曲俊兵
(福建医科大学附属协和医院,福建 福州 350001)
近年来,耐甲氧西林金黄色葡萄球菌(MRSA)的感染率呈明显上升趋势,但相关治疗药物的敏感性下降,导致治疗MRSA感染的有效药物品种数量变少。因此,除优化给药方案、减少耐药菌产生、延长抗菌药物的使用寿命外,开发新的有效抗菌药物是当务之急。具有新型结构的抗菌药物利奈唑胺的开发和应用,为治疗MRSA感染提供了新的选择。笔者通过查阅相关文献,对利奈唑胺的研究进展进行了综述。
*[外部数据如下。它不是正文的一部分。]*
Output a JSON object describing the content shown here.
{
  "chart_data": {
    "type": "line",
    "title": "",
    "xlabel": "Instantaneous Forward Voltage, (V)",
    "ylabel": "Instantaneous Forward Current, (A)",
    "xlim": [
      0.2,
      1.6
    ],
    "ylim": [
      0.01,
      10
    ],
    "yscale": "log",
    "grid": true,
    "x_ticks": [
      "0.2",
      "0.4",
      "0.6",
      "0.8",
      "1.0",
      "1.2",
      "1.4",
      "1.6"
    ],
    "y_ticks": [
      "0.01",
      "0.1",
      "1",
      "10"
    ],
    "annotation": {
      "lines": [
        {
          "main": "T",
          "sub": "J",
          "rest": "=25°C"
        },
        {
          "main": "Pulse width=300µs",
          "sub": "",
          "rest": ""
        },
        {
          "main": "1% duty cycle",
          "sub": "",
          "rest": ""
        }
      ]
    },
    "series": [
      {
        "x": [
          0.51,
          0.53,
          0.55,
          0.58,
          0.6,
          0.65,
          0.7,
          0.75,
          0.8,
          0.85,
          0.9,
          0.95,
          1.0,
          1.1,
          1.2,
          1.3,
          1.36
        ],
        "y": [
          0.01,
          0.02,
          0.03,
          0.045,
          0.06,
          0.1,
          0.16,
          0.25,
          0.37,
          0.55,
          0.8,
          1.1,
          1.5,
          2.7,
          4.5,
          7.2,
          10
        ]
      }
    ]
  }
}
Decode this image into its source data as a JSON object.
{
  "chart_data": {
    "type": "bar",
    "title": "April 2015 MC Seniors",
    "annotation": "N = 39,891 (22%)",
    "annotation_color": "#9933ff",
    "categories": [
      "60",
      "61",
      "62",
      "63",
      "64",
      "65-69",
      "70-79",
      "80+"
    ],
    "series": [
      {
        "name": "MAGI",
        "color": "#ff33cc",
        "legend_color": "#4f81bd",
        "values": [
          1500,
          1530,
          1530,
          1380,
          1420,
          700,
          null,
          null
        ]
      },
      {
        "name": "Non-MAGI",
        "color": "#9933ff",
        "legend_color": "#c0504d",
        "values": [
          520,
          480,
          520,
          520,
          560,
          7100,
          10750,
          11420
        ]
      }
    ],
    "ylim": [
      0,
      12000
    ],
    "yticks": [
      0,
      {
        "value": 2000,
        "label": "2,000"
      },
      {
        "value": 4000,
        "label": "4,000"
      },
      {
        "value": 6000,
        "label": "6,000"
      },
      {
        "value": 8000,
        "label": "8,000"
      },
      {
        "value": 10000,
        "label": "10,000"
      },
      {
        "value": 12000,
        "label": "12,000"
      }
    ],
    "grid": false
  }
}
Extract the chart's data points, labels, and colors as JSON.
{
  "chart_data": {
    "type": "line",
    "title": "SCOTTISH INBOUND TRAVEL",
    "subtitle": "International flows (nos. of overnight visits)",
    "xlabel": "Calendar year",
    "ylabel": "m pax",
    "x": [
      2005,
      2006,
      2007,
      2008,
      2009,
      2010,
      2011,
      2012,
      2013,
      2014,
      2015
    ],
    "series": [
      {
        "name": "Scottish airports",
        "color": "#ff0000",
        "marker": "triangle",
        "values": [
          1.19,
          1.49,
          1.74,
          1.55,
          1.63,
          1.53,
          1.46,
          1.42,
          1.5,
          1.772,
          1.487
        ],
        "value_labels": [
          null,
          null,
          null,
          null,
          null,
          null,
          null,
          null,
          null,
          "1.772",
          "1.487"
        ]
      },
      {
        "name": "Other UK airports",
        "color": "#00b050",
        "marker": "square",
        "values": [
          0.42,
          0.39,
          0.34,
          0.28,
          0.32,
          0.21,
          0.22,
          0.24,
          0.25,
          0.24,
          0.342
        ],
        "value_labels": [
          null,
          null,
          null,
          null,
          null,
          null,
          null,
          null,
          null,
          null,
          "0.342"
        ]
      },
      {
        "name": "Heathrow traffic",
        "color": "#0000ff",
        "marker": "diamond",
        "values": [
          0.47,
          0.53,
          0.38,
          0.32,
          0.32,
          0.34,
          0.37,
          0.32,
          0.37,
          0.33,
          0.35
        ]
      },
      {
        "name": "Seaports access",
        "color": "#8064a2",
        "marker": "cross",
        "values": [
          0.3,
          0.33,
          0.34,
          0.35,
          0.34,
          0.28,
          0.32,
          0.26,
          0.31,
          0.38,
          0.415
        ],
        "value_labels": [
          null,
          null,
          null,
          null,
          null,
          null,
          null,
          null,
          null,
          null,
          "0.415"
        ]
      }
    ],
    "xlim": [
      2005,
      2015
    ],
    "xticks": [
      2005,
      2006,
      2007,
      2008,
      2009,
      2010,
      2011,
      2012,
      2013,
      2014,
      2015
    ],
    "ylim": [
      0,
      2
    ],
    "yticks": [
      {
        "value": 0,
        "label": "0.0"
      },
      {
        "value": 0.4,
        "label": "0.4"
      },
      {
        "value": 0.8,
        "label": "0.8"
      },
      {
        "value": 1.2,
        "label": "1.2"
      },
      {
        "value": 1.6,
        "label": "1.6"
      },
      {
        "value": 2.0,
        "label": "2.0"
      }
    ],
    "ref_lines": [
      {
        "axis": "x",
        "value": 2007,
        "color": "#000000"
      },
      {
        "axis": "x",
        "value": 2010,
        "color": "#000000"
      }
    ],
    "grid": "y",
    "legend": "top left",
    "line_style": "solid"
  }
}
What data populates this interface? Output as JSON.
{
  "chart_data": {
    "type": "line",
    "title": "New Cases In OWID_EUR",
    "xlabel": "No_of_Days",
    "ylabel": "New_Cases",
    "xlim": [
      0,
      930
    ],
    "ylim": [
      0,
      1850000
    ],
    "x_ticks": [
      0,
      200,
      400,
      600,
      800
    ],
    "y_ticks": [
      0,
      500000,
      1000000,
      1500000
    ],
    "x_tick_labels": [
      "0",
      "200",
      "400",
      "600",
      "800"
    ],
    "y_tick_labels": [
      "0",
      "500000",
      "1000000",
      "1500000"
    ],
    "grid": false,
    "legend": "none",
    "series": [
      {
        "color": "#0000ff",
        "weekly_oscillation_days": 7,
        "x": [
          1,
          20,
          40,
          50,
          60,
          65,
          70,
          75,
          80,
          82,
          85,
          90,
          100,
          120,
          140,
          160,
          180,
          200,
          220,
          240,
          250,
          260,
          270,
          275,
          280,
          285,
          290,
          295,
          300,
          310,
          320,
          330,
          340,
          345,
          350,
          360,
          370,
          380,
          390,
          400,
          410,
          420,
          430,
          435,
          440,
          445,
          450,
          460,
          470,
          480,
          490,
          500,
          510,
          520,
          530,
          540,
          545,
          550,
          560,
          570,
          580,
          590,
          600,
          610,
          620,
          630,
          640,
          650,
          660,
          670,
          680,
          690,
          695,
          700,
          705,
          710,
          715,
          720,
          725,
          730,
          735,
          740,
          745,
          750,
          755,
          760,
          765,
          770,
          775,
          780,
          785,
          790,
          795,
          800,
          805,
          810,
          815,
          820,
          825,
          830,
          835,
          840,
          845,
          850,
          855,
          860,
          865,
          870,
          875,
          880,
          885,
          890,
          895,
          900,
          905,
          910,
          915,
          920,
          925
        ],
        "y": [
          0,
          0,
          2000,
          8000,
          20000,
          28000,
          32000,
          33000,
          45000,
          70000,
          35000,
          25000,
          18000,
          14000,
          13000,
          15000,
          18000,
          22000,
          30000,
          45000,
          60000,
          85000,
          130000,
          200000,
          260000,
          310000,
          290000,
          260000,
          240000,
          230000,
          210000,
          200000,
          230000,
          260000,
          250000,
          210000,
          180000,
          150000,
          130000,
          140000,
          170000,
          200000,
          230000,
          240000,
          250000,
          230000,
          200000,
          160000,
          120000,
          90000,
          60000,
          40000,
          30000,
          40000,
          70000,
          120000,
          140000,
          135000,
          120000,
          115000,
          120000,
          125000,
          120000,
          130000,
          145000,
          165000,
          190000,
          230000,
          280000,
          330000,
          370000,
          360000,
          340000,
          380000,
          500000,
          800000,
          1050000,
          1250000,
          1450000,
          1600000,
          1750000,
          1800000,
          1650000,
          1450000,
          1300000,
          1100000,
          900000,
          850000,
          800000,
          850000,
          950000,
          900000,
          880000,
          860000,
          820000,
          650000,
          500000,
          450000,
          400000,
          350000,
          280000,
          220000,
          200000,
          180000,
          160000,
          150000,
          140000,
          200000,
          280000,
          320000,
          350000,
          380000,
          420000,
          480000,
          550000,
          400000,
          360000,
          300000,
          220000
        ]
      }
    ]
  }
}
利奈唑胺化学性质稳定,可通过静脉滴注或口服途径给药。血药浓度测定结果表明,口服给药的药时曲线下面积与静脉给药相近,因此临床采用静脉滴注序贯口服给药方案时无须调整剂量。食物对利奈唑胺的吸收影响较小,口服给药可不考虑进食时间。口服用药后约1~2 h达血浆峰浓度,可快速分布于灌注良好的组织,体细胞渗透能力强。以每12 h 600 mg口服(6剂)给药,当血药浓度为13.4 mg/L时上皮细胞外液药物浓度可达25.1 mg/L,血药浓度为18.3 mg/L时炎性水泡液中药物浓度可达16.4 mg/L,血药浓度为15.8 mg/L时骨髓药物浓度可达8.6 mg/L,血药浓度为10.3 mg/L时脑脊液药物浓度可达7.5 mg/L。药物的浓度比在唾液与血浆中为1.2∶1,在汗液与血浆中为0.55∶1。其血浆蛋白结合率约为30%。健康志愿者的稳态分布容积平均为40~50 L。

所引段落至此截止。